Она ждала увидеть стеллажи с «личными делами», стопочки фотографий мужчин «на любой вкус», краткие характеристики, выписки из их послужных списков… Но в комнате, куда её провела хозяйка, ничего такого не было. Обычная комната: под лампой в центре стоит круглый стол, накрытый красной бархатной скатертью. Та по краям вытерлась, видно «лысые» заломы. Ира такие скатерти терпеть не могла, считала их слишком пафосными.
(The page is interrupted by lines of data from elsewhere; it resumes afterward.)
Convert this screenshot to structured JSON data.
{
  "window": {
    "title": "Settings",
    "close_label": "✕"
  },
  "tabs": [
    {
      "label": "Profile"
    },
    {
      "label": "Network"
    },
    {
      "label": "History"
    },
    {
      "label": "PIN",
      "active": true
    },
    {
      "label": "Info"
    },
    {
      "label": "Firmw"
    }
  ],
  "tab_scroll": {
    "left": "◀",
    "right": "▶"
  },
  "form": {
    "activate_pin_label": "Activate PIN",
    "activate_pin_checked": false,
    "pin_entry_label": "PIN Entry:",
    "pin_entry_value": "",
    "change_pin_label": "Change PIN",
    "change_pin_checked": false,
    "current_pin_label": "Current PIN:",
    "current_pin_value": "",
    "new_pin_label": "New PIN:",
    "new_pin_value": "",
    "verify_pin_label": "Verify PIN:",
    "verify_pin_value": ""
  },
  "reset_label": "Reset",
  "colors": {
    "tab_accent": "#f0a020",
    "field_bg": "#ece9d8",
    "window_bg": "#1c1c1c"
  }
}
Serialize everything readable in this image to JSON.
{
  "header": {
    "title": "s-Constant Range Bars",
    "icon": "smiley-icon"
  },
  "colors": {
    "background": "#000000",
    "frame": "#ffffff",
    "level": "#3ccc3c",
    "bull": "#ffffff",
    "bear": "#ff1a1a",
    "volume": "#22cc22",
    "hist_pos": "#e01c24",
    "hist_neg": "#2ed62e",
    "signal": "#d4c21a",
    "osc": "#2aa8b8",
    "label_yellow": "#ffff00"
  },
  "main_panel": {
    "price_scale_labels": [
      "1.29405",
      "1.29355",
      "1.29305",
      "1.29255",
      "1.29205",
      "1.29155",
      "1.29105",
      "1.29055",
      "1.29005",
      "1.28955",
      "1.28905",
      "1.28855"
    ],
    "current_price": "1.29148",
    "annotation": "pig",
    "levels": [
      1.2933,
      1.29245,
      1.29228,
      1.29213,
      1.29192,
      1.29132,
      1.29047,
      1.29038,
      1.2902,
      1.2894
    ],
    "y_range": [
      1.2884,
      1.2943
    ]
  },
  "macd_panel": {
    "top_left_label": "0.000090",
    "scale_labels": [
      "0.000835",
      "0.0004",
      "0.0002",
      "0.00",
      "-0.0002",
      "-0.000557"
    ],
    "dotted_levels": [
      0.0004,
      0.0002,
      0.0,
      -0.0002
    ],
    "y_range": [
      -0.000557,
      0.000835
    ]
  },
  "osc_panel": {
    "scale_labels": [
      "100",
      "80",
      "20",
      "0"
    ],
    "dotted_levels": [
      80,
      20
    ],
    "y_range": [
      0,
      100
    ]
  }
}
Справа от стола буфет, в котором томится ожиданием фарфор и стеклянные бокалы. Рядом с буфетом, придвинутый к окну, жмется книжный шкаф.
Слева от стола пианино, на нем, конечно, гипсовые головы, как их там называют? Ах да, бюсты. Аня один такой разбила в детстве, крошки по всей комнате разлетелись. Моцарт, кажется…
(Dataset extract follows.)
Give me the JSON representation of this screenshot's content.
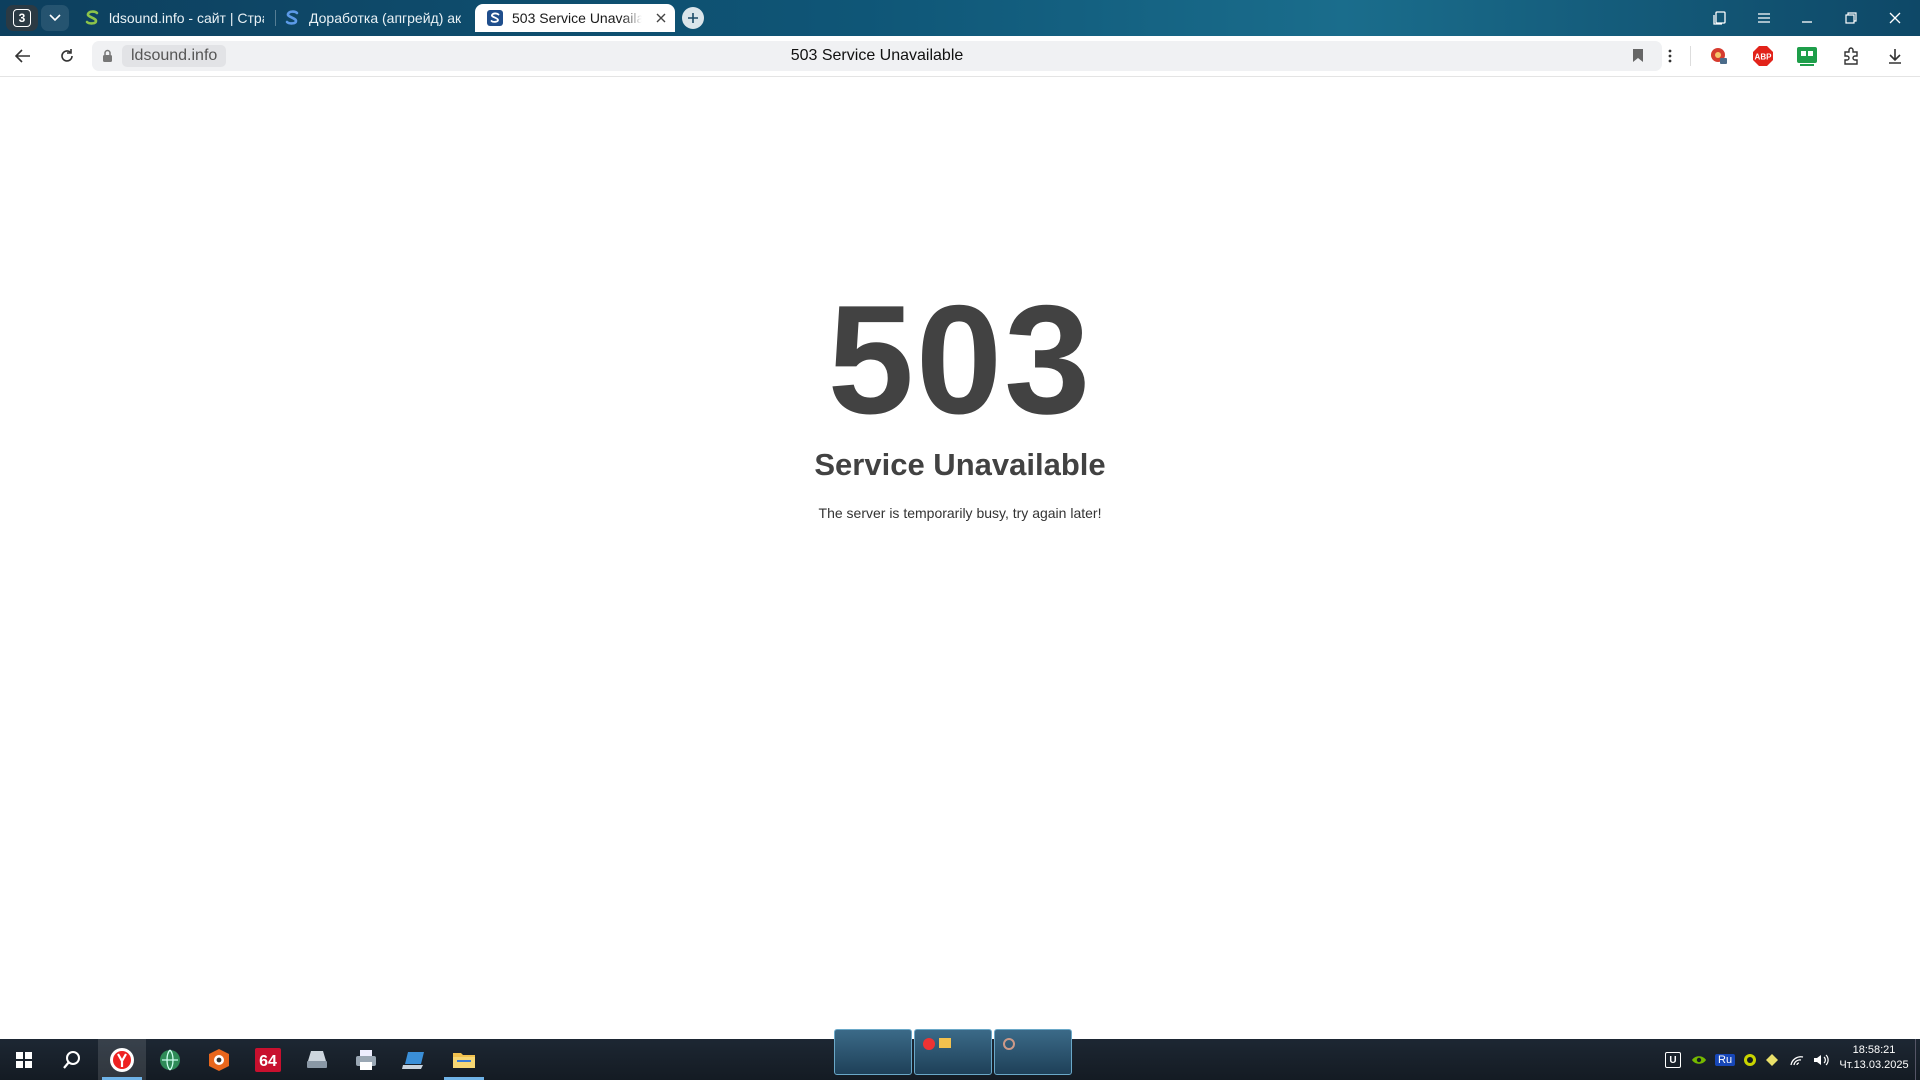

В углу у двери приткнут письменный стол, на нем что–то похожее на чертежную доску, лампа с зеленым абажуром, полка с книжками и рулонами бумаги. На полу — палас–дорожка. Такие вечно собираются гармошкой, а уж пыли на них…
— Ну так куда же мне пройти? — обернулась Ира и опять заметила, что Светлана Фёдоровна смотрит на неё оценивающе, как портной на модель.
— А вот за стол. Садитесь, садитесь, что же это я! — рассыпалась в извинениях хозяйка. — Дело надо делать, господа!
И стала делать дело.
Света спрашивала об Анечке, где да как училась, какая на вид, что носит, где покупает все, вплоть до чулок и нижнего белья. Кем работает и что делает по вечерам и выходным, есть ли у Ани дача, домик в деревне, любит ли она читать, как относится к музыке.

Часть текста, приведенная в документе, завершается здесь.